Since then, he has never stopped trying to figure out what the stars could tell us. In his teen years in the late 1930s in Ohio, Sandage spent four years recording all the sunspots he observed. There was no question what his life's work would be.

Sandage now is 72, retired, but still going every day to his office at the Carnegie Observatories in Pasadena, Calif. For more than four decades, 100 nights a year, he peered at the stars using the telescopes at Mount Wilson and Mount Palomar.

It was solitary work. By himself on those mountaintops, sometimes wearing aviation jumpsuits because of the cold in the cramped observation cages, he had hundreds of hours to be with his thoughts.

Quasars, the stars that emit radio signals? Sandage was the first to spot one. In dozens of papers, he made important contributions to the field of astronomy, receiving major scientific awards.

The honors recognized his life's work on a subject truly ambitious and fundamental and probably eternally elusive: the age of the universe.

This is a 700-word newspaper story, so you'll have to pardon the generalities.

Sandage had worked for, and then assumed the responsibility of carrying on the work of the great astronomer Edwin Hubble. It was Hubble who, looking through a telescope, discovered there was more to the cosmos than the Milky Way, that there were millions of other galaxies.

That led to the Big Bang theory - for Sandage, the point at which faith and science intersected. The theory says that the universe began with a single explosion, and that the universe has been expanding ever since.

I had called Sandage because of a front-page story a few days ago in The New York Times. In the field of astronomy, scientists debating the age of the universe fall into two camps.

Sandage has calculated it to be from 15 billion to 20 billion years old.
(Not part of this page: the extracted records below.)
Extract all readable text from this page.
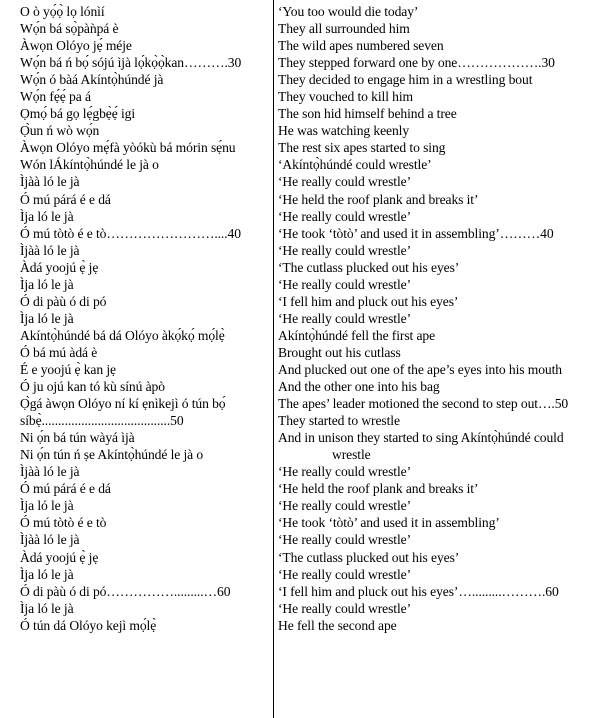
O ò yọ́ọ̀ lọ lónìí
Wọ́n bá sọ̀pàǹpá è
Àwọn Olóyo jẹ́ méje
Wọ́n bá ń bọ́ sójú ìjà lọ́kọ̀ọ̀kan……….30
Wọ́n ó bàá Akíntọ̀húndé jà
Wọ́n fẹ́ẹ́ pa á
Ọmọ́ bá gọ lẹ́gbẹ̀ẹ́ igi
Ọ̀un ń wò wọ́n
Àwọn Olóyo mẹ́fà yòókù bá mórin sẹ́nu
Wón lÁkíntọ̀húndé le jà o
Ìjàà ló le jà
Ó mú párá é e dá
Ìja ló le jà
Ó mú tòtò é e tò……………………....40
Ìjàà ló le jà
Àdá yoojú ẹ̀ jẹ
Ìja ló le jà
Ó di pàù ó di pó
Ìja ló le jà
Akíntọ̀húndé bá dá Olóyo àkọ́kọ́ mọ́lẹ̀
Ó bá mú àdá è
É e yoojú ẹ̀ kan jẹ
Ó ju ojú kan tó kù sínú àpò
Ọ̀gá àwọn Olóyo ní kí ẹnìkejì ó tún bọ́ síbẹ̀.......................................50
Ni ọ́n bá tún wàyá ìjà
Ni ọ́n tún ń ṣe Akíntọ̀húndé le jà o
Ìjàà ló le jà
Ó mú párá é e dá
Ìja ló le jà
Ó mú tòtò é e tò
Ìjàà ló le jà
Àdá yoojú ẹ̀ jẹ
Ìja ló le jà
Ó di pàù ó di pó…………….........…60
Ìja ló le jà
Ó tún dá Olóyo kejì mọ́lẹ̀
‘You too would die today’
They all surrounded him
The wild apes numbered seven
They stepped forward one by one……………….30
They decided to engage him in a wrestling bout
They vouched to kill him
The son hid himself behind a tree
He was watching keenly
The rest six apes started to sing
‘Akíntọ̀húndé could wrestle’
‘He really could wrestle’
‘He held the roof plank and breaks it’
‘He really could wrestle’
‘He took ‘tòtò’ and used it in assembling’………40
‘He really could wrestle’
‘The cutlass plucked out his eyes’
‘He really could wrestle’
‘I fell him and pluck out his eyes’
‘He really could wrestle’
Akíntọ̀húndé fell the first ape
Brought out his cutlass
And plucked out one of the ape’s eyes into his mouth
And the other one into his bag
The apes’ leader motioned the second to step out….50
They started to wrestle
And in unison they started to sing Akíntọ̀húndé could
wrestle
‘He really could wrestle’
‘He held the roof plank and breaks it’
‘He really could wrestle’
‘He took ‘tòtò’ and used it in assembling’
‘He really could wrestle’
‘The cutlass plucked out his eyes’
‘He really could wrestle’
‘I fell him and pluck out his eyes’….........……….60
‘He really could wrestle’
He fell the second ape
Another team of astronomers, using measurements by the Hubble Space Telescope, came up with a figure of 12 billion years.
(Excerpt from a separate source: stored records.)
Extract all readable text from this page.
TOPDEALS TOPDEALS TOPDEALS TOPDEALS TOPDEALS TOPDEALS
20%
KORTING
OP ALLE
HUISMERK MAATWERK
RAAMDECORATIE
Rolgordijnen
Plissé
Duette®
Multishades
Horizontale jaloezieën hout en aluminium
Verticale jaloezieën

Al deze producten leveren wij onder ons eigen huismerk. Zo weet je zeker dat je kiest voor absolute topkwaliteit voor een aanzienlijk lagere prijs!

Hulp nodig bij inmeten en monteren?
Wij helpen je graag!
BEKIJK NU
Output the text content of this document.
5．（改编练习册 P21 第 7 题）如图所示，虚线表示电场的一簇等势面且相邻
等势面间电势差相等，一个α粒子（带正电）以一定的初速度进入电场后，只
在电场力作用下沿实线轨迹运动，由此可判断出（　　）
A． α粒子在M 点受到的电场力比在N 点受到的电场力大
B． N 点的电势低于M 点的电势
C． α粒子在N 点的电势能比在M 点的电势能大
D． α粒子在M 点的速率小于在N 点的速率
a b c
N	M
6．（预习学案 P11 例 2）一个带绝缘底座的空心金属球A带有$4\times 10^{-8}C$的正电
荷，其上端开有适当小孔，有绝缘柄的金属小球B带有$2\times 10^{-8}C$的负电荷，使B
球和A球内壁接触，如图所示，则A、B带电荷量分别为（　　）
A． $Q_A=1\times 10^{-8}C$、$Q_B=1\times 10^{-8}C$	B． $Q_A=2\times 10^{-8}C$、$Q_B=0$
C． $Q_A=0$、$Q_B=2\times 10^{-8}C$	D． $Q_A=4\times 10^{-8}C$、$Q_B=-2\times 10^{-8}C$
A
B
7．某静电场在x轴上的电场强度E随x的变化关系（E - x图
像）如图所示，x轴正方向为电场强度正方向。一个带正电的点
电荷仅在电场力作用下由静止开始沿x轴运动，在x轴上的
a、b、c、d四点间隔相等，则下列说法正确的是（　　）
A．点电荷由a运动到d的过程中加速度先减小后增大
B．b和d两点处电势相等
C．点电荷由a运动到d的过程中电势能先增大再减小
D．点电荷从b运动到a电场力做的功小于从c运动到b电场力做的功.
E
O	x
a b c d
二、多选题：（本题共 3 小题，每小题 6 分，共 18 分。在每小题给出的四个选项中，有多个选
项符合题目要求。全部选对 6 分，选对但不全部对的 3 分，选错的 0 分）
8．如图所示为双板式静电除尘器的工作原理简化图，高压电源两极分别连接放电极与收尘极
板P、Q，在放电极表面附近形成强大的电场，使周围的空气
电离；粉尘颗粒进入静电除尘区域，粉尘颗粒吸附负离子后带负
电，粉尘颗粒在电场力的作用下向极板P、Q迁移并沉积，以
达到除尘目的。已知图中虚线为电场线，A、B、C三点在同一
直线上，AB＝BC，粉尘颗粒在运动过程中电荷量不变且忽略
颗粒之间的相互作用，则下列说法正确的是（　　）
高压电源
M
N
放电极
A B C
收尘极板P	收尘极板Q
It was not that dispute that I called Sandage about.

It was about a question that the new research didn't ask. Whether it is 12 billion or 15 billion or 20 billion years old, what was there before the universe, before the Big Bang? It was that question I wanted to ask a man who has spent 40 years gazing at the stars, trying to come up with scientific answers.
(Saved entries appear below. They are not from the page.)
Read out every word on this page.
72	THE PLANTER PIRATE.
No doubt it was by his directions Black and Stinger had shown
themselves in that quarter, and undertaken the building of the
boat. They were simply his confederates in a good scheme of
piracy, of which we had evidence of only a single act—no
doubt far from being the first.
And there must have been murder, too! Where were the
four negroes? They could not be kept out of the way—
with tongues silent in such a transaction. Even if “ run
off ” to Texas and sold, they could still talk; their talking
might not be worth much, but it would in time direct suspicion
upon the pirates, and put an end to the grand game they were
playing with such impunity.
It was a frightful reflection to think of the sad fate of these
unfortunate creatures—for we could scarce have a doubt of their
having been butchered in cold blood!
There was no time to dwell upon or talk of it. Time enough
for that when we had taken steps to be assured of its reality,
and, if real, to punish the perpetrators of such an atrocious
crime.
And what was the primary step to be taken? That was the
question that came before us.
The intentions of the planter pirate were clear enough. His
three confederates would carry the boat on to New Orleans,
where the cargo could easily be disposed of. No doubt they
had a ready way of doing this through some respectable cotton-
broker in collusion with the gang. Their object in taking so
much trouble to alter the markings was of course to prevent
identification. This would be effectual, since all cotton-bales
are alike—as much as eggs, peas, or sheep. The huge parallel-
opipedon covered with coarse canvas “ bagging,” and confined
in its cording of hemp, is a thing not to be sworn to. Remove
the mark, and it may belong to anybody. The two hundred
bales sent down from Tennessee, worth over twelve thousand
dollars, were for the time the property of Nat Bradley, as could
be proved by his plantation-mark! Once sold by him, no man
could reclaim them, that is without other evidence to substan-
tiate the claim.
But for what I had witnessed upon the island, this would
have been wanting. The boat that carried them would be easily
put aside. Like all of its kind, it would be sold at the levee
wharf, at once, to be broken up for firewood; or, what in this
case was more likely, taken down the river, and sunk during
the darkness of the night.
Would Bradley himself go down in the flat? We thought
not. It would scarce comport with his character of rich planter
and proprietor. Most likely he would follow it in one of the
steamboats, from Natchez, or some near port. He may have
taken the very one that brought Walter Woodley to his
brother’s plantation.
And that is when Sandage began telling me about how he had dealt with the question. A couple of years ago, there was a national survey of scientists, and 60 percent said they didn't believe in a God.

"That's because it can't be proved, and a scientist lives life by proving things," he said. "We have good evidence that a creation event occurred. But was it created out of nothing, or something? That's why the Big Bang theory, and cosmology, is as close to theology as any hard science can be."

It was when he was 50 that Sandage decided to make a leap of faith. He had been, for all purposes, an atheist.

"Is man nothing more than a machine with flesh? If so, the people doing artificial intelligence will eventually be able to make us," he said. "We are 93 chemical elements that have self-organized to be able to contemplate themselves."

Being a scientist, he began exploring religion much as he did his work. He researched Christianity by attending various churches around his home. He listened to the preachers read from the Bible. "I had a theological conversion, not a formal church conversion," he said.

Sandage likes to quote Albert Einstein, who, when asked if he believed in God, talked of the 17th-century philosopher Baruch Spinoza, who believed that nature itself is God.

And that is today's 700-word bit of newspaperized philosophy.

"I believe that nature is caused by God, whatever that God is. I willed myself to live with that mystery," Sandage said. "I could not live a life full of cynicism. I chose to believe, and a peace of mind came over me."